Juarrero and Snowden: Both emphasize that complex systems are shaped by constraints rather than direct causal force. Juarrero advises altering “enabling or governing constraints” to channel behavior[21], while Snowden advocates managing “starting conditions” and using enabling constraints to allow patterns to emerge[22].

Cilliers and the Group: Cilliers aligns with this group by rejecting the ability to have a “total picture” and advocating for “modesty” and distributed control[23],[24]. This mirrors Snowden’s warning against the arrogance of expert diagnosis and the need for distributed cognition[25],[21].

4. The Cognitive Filterers: Simon, Wilk, and TOG

This cluster views complexity largely as a result of human cognitive limitations, advising that we cope by ignoring, filtering, or “satisficing” rather than trying to model everything.

Simon and TOG: Herb Simon argues that we must “satisfice” (find a solution that is good enough) because of bounded rationality[26]. The TOG source explicitly aligns with this, advising practitioners to “master the art of ignoring variables” and use “minimalist interventions” rather than “boiling the ocean”[27].

Wilk and TOG: James Wilk argues that complexity is a “perceptual bug” and advises filtering complexity through “rule-out” questioning rather than trying to model it with boxes and arrows[28],[29]. TOG cites Wilk directly, agreeing that complexity is an observer phenomenon and that the goal is to filter out the “muddle”[30],[31].

Simon and Pirsig: Both suggest dealing with complexity by breaking tasks down to manage cognitive load. Simon calls for “hierarchic decomposition” (boxes-within-boxes)[32], while Robert Pirsig suggests “scaling down” scope and using a “slip system” to chunk information and empty the mind[33],[34].

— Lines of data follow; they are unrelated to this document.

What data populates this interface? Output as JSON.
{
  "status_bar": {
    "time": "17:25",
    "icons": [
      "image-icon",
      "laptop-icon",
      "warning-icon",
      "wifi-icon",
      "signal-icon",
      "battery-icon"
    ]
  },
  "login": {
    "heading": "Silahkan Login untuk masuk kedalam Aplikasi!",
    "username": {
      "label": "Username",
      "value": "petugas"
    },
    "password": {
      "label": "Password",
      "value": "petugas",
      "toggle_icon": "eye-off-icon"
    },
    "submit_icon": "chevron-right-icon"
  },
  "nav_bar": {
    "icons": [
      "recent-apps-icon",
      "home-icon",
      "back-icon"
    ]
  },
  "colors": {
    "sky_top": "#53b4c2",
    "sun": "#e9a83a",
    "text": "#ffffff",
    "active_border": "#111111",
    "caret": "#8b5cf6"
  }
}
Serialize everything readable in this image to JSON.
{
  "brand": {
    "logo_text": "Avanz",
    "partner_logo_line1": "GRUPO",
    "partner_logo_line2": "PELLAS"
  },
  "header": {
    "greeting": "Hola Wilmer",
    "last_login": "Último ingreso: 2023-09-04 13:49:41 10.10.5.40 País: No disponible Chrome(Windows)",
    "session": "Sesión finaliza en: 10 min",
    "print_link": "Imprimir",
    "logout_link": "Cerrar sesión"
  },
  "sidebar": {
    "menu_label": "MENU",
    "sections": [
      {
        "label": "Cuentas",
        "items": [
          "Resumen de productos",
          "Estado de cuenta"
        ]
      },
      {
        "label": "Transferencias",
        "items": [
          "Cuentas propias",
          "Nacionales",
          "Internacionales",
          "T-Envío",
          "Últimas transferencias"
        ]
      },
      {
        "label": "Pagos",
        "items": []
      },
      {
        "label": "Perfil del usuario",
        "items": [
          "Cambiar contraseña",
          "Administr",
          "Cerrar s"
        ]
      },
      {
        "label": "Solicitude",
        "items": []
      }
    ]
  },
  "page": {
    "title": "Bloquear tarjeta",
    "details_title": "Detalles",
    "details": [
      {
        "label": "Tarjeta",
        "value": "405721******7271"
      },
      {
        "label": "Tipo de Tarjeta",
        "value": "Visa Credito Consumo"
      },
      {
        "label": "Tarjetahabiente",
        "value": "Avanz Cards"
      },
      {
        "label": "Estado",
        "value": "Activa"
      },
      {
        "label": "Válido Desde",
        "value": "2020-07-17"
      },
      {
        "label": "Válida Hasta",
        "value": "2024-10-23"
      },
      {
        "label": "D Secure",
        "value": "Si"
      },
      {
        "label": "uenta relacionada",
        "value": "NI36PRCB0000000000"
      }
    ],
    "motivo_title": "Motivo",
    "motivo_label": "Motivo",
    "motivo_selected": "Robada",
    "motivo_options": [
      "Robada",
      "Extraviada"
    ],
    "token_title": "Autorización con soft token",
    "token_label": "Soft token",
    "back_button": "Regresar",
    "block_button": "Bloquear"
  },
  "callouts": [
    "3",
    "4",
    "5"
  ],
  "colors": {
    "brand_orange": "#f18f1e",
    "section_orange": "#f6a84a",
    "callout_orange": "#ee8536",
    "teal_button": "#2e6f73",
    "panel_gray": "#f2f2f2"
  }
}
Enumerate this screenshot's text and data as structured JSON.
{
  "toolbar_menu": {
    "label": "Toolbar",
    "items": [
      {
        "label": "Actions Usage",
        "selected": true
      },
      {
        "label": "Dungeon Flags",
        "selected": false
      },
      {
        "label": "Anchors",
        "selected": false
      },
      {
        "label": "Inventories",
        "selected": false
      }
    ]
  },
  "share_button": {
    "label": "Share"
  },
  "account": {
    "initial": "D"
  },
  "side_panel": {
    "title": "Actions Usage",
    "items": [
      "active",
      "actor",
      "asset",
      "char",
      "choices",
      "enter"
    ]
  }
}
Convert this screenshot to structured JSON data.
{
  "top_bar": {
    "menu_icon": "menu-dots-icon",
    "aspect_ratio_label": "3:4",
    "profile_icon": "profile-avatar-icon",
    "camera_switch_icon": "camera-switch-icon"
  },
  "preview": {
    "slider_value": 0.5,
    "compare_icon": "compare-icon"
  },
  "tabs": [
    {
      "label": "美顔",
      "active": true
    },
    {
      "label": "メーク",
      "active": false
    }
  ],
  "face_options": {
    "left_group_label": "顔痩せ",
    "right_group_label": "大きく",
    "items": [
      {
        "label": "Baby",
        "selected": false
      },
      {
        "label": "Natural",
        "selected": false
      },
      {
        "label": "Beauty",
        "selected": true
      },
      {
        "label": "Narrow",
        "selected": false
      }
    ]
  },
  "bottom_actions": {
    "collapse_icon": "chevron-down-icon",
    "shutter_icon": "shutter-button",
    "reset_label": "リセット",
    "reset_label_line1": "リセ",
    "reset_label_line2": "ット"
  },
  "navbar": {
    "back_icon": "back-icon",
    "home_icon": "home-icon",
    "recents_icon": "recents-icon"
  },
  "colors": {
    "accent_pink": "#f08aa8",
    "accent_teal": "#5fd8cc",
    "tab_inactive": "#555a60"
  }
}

5. The Narrative & Metaphor Advocates: Allen, Flood, and Lakoff

These authors argue that when formal models fail due to complexity, we must rely on story and metaphor to maintain coherence.

Tim Allen and Alicia Juarrero: Both explicitly identify narrative as the essential tool for complexity. Allen argues narrative is robust enough to handle the contradictions of complex systems[35], while Juarrero suggests “hermeneutical narratives” to explain the unique history of a system[36].

Flood and Lakoff: Robert Flood advises using “systemic metaphors” (machine, organism, brain) as filters to organize thinking about complexity[37]. Similarly, George Lakoff argues that coping with complexity requires a “constant shifting of metaphors” because no single model can capture the whole reality[38].